Moor Mother (Camae Ayewa) ist Musikerin, Poetin, bildende Künstlerin und Aktivistin. 2016 erschien ihr Debütalbum »Fetish Bones« bei Don Giovanni Records. Magazine wie The Wire, Jazz Right Now und Rolling Stone lobten das Album als eines der besten des Jahres. Kurze Zeit später folgte mit »The Motionless Present« ihr zweites, sowie Ende 2019 mit »Analog Fluids of Sonic Black Holes« ihr drittes Album.

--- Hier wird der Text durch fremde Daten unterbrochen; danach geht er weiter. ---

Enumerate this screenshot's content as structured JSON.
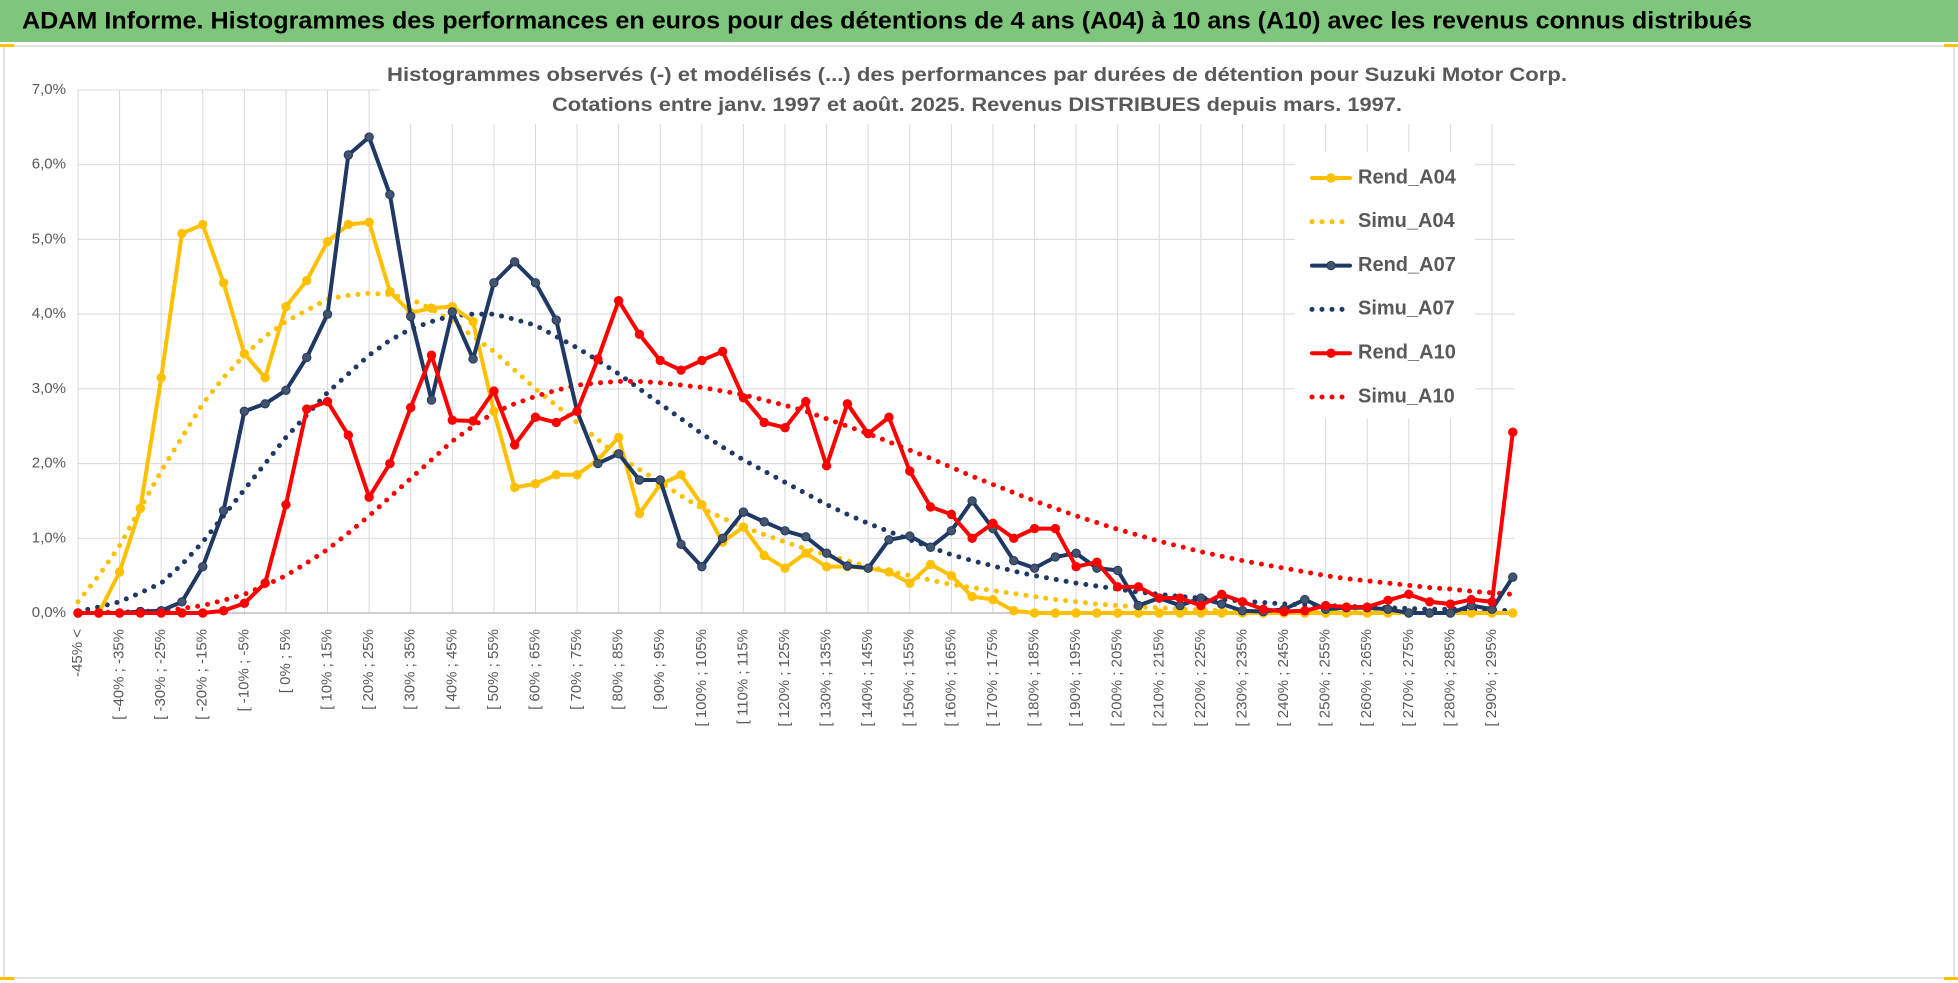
{
  "header": {
    "title": "ADAM Informe. Histogrammes des performances en euros pour des détentions de 4 ans (A04) à 10 ans (A10) avec les revenus connus distribués"
  },
  "chart_data": {
    "type": "line",
    "title": "Histogrammes observés (-) et modélisés (...) des performances par durées de détention pour Suzuki Motor Corp.",
    "subtitle": "Cotations entre janv. 1997 et août. 2025. Revenus DISTRIBUES depuis mars. 1997.",
    "categories": [
      "-45% <",
      null,
      "[ -40% ; -35%",
      null,
      "[ -30% ; -25%",
      null,
      "[ -20% ; -15%",
      null,
      "[ -10% ; -5%",
      null,
      "[ 0% ; 5%",
      null,
      "[ 10% ; 15%",
      null,
      "[ 20% ; 25%",
      null,
      "[ 30% ; 35%",
      null,
      "[ 40% ; 45%",
      null,
      "[ 50% ; 55%",
      null,
      "[ 60% ; 65%",
      null,
      "[ 70% ; 75%",
      null,
      "[ 80% ; 85%",
      null,
      "[ 90% ; 95%",
      null,
      "[ 100% ; 105%",
      null,
      "[ 110% ; 115%",
      null,
      "[ 120% ; 125%",
      null,
      "[ 130% ; 135%",
      null,
      "[ 140% ; 145%",
      null,
      "[ 150% ; 155%",
      null,
      "[ 160% ; 165%",
      null,
      "[ 170% ; 175%",
      null,
      "[ 180% ; 185%",
      null,
      "[ 190% ; 195%",
      null,
      "[ 200% ; 205%",
      null,
      "[ 210% ; 215%",
      null,
      "[ 220% ; 225%",
      null,
      "[ 230% ; 235%",
      null,
      "[ 240% ; 245%",
      null,
      "[ 250% ; 255%",
      null,
      "[ 260% ; 265%",
      null,
      "[ 270% ; 275%",
      null,
      "[ 280% ; 285%",
      null,
      "[ 290% ; 295%",
      null
    ],
    "ylim": [
      0,
      7
    ],
    "yticks": [
      {
        "value": 0,
        "label": "0,0%"
      },
      {
        "value": 1,
        "label": "1,0%"
      },
      {
        "value": 2,
        "label": "2,0%"
      },
      {
        "value": 3,
        "label": "3,0%"
      },
      {
        "value": 4,
        "label": "4,0%"
      },
      {
        "value": 5,
        "label": "5,0%"
      },
      {
        "value": 6,
        "label": "6,0%"
      },
      {
        "value": 7,
        "label": "7,0%"
      }
    ],
    "grid": true,
    "legend": "right",
    "series": [
      {
        "name": "Rend_A04",
        "color": "#ffc000",
        "style": "solid",
        "markers": true,
        "values": [
          0,
          0,
          0.55,
          1.4,
          3.15,
          5.08,
          5.2,
          4.42,
          3.47,
          3.15,
          4.1,
          4.45,
          4.97,
          5.2,
          5.23,
          4.3,
          4.02,
          4.08,
          4.1,
          3.9,
          2.7,
          1.68,
          1.73,
          1.85,
          1.85,
          2.05,
          2.35,
          1.33,
          1.72,
          1.85,
          1.45,
          0.95,
          1.15,
          0.77,
          0.6,
          0.8,
          0.62,
          0.62,
          0.6,
          0.55,
          0.4,
          0.65,
          0.5,
          0.22,
          0.18,
          0.03,
          0,
          0,
          0,
          0,
          0,
          0,
          0,
          0,
          0,
          0,
          0,
          0,
          0,
          0,
          0,
          0,
          0,
          0,
          0,
          0,
          0,
          0,
          0,
          0
        ]
      },
      {
        "name": "Simu_A04",
        "color": "#ffc000",
        "style": "dotted",
        "markers": false,
        "values": [
          0.15,
          0.5,
          0.9,
          1.4,
          1.9,
          2.35,
          2.8,
          3.15,
          3.45,
          3.7,
          3.9,
          4.05,
          4.2,
          4.25,
          4.28,
          4.26,
          4.2,
          4.07,
          3.9,
          3.7,
          3.5,
          3.25,
          3.0,
          2.78,
          2.55,
          2.32,
          2.1,
          1.92,
          1.75,
          1.57,
          1.4,
          1.27,
          1.15,
          1.05,
          0.95,
          0.86,
          0.78,
          0.7,
          0.62,
          0.56,
          0.5,
          0.44,
          0.38,
          0.34,
          0.3,
          0.26,
          0.22,
          0.18,
          0.15,
          0.12,
          0.1,
          0.08,
          0.07,
          0.05,
          0.04,
          0.03,
          0.03,
          0.02,
          0.02,
          0.02,
          0.02,
          0.02,
          0.02,
          0.02,
          0.02,
          0.02,
          0.02,
          0.02,
          0.02,
          0.02
        ]
      },
      {
        "name": "Rend_A07",
        "color": "#1f3864",
        "style": "solid",
        "markers": true,
        "values": [
          0,
          0,
          0,
          0.02,
          0.03,
          0.15,
          0.62,
          1.37,
          2.7,
          2.8,
          2.98,
          3.42,
          4.0,
          6.13,
          6.37,
          5.6,
          3.97,
          2.85,
          4.03,
          3.4,
          4.42,
          4.7,
          4.42,
          3.92,
          2.7,
          2.0,
          2.13,
          1.78,
          1.78,
          0.92,
          0.62,
          1.0,
          1.35,
          1.22,
          1.1,
          1.02,
          0.8,
          0.63,
          0.6,
          0.98,
          1.03,
          0.88,
          1.1,
          1.5,
          1.13,
          0.7,
          0.6,
          0.75,
          0.8,
          0.6,
          0.57,
          0.1,
          0.2,
          0.1,
          0.2,
          0.12,
          0.03,
          0.02,
          0.05,
          0.18,
          0.05,
          0.07,
          0.07,
          0.05,
          0,
          0,
          0,
          0.1,
          0.05,
          0.48
        ]
      },
      {
        "name": "Simu_A07",
        "color": "#1f3864",
        "style": "dotted",
        "markers": false,
        "values": [
          0.02,
          0.08,
          0.15,
          0.27,
          0.4,
          0.65,
          0.95,
          1.3,
          1.65,
          2.0,
          2.35,
          2.65,
          2.95,
          3.2,
          3.45,
          3.65,
          3.8,
          3.9,
          3.98,
          4.0,
          4.0,
          3.93,
          3.85,
          3.7,
          3.55,
          3.38,
          3.2,
          3.0,
          2.8,
          2.6,
          2.4,
          2.22,
          2.05,
          1.9,
          1.75,
          1.6,
          1.45,
          1.32,
          1.2,
          1.09,
          0.98,
          0.88,
          0.78,
          0.7,
          0.63,
          0.56,
          0.5,
          0.45,
          0.4,
          0.36,
          0.32,
          0.28,
          0.25,
          0.22,
          0.2,
          0.18,
          0.16,
          0.14,
          0.12,
          0.11,
          0.1,
          0.09,
          0.08,
          0.07,
          0.06,
          0.05,
          0.05,
          0.04,
          0.04,
          0.03
        ]
      },
      {
        "name": "Rend_A10",
        "color": "#ff0000",
        "style": "solid",
        "markers": true,
        "values": [
          0,
          0,
          0,
          0,
          0,
          0,
          0,
          0.03,
          0.13,
          0.4,
          1.45,
          2.73,
          2.83,
          2.38,
          1.55,
          2.0,
          2.75,
          3.45,
          2.58,
          2.57,
          2.97,
          2.25,
          2.62,
          2.55,
          2.7,
          3.4,
          4.18,
          3.73,
          3.38,
          3.25,
          3.38,
          3.5,
          2.88,
          2.55,
          2.48,
          2.83,
          1.97,
          2.8,
          2.4,
          2.62,
          1.9,
          1.42,
          1.32,
          1.0,
          1.2,
          1.0,
          1.13,
          1.13,
          0.62,
          0.68,
          0.35,
          0.35,
          0.2,
          0.2,
          0.1,
          0.25,
          0.15,
          0.05,
          0.02,
          0.03,
          0.1,
          0.08,
          0.08,
          0.17,
          0.25,
          0.15,
          0.12,
          0.18,
          0.15,
          2.42
        ]
      },
      {
        "name": "Simu_A10",
        "color": "#ff0000",
        "style": "dotted",
        "markers": false,
        "values": [
          0,
          0.01,
          0.01,
          0.02,
          0.03,
          0.06,
          0.1,
          0.17,
          0.25,
          0.37,
          0.5,
          0.67,
          0.85,
          1.07,
          1.3,
          1.55,
          1.8,
          2.05,
          2.3,
          2.5,
          2.68,
          2.8,
          2.9,
          2.98,
          3.05,
          3.08,
          3.1,
          3.1,
          3.08,
          3.05,
          3.02,
          2.97,
          2.92,
          2.85,
          2.78,
          2.7,
          2.6,
          2.5,
          2.4,
          2.29,
          2.18,
          2.07,
          1.95,
          1.83,
          1.72,
          1.61,
          1.5,
          1.4,
          1.3,
          1.21,
          1.12,
          1.04,
          0.96,
          0.89,
          0.82,
          0.76,
          0.7,
          0.65,
          0.6,
          0.55,
          0.5,
          0.46,
          0.43,
          0.4,
          0.37,
          0.34,
          0.32,
          0.29,
          0.27,
          0.25
        ]
      }
    ]
  }
}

In den vergangenen Jahren war Moor Mother auf zahlreichen Festivals, in Museen, Galerien und an Universitäten zu Gast. Sie stand mit Theoretiker*innen, Autor*innen und Künstler*innen wie bell hooks, Roscoe Mitchell, King Britt und Claudia Rankine auf der Bühne. Mit dem legendären Art Ensemble of Chicago verbindet sie eine Arbeitsbeziehung. Sie ist regelmäßig in Kollaborationen aktiv – ihre aktuellste Veröffentlichung entstand etwa gemeinsam mit der Flötistin und Komponistin Nicole Mitchell. Zudem ist sie Teil der Projekte Irreversible Entanglements, Moor Jewelry und 700 Bliss. Mit der Künstlerin, Aktivistin und Schriftstellerin Rasheedah Phillips bildet sie das multidisziplinäre Kollektiv Black Quantum Futurism, das auf der Grundlage des Afrofuturismus an neuen Zeitmodellen arbeitet.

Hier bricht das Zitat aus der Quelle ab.